As you can see up-close, Jamon Iberico is superfatty. It’s a delicious cured pork product that is sort of like a firmer, less sweet prosciutto. And Spanish. In case you have a gazillion dollars to drop on an entire jamon iberico (if you do, invite me over, pretty please?), here are a few tips on how to carve it, as an excerpt, with some edits from a funny article in The Guardian on How to Be a Jamon Carver.
HOW TO CARVE JAMON
1. Fix ham to the carving stand, with the hoof facing away from you.
2. Start by carving the babilla. Make a cut around the hoof near the top joint of the foreleg. Remove rind on one side. Remove excess fat and keep it for wrapping the ham when finished.
The babilla is the rump end of the ham, where the meat contains the most fat. La babilla is the part delimited between the femur bone and the coxal, and contains less meat than the part of the maza, which is the thicker, rump half of the ham, where the meat is most lean. It is recommended to start cutting ham in this part in order to preserve and to take advantage of the ham piece.

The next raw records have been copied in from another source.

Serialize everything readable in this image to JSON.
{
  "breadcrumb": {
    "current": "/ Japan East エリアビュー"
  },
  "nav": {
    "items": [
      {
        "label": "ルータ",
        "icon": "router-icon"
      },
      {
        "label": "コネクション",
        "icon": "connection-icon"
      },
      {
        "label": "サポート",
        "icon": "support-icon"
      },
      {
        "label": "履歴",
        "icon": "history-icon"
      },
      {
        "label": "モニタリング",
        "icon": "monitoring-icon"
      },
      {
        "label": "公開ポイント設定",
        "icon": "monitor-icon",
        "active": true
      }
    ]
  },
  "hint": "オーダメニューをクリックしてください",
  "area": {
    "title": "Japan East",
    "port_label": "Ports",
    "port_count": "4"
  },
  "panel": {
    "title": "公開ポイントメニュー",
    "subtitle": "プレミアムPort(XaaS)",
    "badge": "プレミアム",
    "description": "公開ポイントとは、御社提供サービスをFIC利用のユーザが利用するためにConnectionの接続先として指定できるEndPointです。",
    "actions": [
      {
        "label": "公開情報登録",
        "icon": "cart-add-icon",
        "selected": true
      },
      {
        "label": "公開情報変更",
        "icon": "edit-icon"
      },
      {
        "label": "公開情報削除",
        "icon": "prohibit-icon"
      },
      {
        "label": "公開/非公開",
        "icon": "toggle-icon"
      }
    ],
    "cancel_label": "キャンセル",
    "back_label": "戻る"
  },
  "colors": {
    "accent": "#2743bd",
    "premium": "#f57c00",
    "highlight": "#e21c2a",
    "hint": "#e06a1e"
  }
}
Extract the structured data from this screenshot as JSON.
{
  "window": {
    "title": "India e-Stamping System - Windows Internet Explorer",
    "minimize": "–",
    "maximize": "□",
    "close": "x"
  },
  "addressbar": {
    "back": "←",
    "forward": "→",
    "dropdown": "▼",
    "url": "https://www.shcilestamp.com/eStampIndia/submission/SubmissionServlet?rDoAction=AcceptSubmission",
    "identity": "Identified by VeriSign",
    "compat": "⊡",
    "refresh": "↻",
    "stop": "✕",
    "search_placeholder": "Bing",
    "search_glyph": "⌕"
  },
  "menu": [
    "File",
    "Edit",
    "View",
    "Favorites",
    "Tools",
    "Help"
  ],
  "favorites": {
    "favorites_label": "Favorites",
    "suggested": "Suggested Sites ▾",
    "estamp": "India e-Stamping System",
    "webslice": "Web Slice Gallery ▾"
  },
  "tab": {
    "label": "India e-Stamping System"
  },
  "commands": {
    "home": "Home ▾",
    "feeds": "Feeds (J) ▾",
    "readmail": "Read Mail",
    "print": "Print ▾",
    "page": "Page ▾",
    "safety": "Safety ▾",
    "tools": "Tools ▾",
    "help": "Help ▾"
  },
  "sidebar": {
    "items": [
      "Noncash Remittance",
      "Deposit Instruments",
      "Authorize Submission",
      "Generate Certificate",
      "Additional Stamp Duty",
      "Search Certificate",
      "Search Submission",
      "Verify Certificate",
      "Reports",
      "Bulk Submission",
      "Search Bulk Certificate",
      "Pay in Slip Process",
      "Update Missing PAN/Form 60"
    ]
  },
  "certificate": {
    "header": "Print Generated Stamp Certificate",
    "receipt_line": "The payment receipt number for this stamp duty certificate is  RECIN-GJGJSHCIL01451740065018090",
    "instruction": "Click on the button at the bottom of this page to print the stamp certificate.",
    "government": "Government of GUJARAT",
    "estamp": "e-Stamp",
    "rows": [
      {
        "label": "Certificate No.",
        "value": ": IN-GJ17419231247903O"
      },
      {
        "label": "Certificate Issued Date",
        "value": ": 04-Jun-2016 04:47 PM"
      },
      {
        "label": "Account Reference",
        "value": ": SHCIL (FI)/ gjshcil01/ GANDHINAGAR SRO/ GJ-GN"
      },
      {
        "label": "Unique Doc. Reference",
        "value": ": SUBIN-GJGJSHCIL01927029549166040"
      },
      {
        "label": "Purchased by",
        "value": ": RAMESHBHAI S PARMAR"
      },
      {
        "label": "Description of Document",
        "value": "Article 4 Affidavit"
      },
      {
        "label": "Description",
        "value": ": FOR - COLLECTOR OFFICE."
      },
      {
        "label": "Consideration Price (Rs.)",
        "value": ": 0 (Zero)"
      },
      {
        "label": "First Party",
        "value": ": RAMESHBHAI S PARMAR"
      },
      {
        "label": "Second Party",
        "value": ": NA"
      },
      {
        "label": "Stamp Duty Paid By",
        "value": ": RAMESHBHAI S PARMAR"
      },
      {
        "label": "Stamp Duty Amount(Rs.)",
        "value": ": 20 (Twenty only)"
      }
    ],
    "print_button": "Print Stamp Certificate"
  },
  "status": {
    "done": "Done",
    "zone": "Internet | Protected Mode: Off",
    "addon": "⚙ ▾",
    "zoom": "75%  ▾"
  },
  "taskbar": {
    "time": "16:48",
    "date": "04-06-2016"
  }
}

3. Use a long carving knife to make thin slices. The cut must be straight and parallel to the bone. Carve from punta to hoof. The carved area must be clear of skin and yellow layers of fat.
The punta is the hip, or the opposite part of the hoof. This part has a lot of fat and therefore is one of the more tasty parts of the ham.
4. When near the hip bone, cut around it with a preparation knife. Turn ham over to cut the maza. Keep applying the same technique, including the cut around the hip bone in the punta.
5. When there are no more big slices left, trim the fat around the hip and start slicing this part. Trim the rind around the first cut. Below, there is a darker meat, which has a rich flavour.
6. Serve as soon as possible, at room temperature. A good tip to help enjoy all the flavour from the ham is to place the slices on a warm plate.
There is really no need for a recipe here. Toast some baguette slices. Add slices of jamon. Swoon at the decadence. Repeat until all the jamon is gone. Then cry.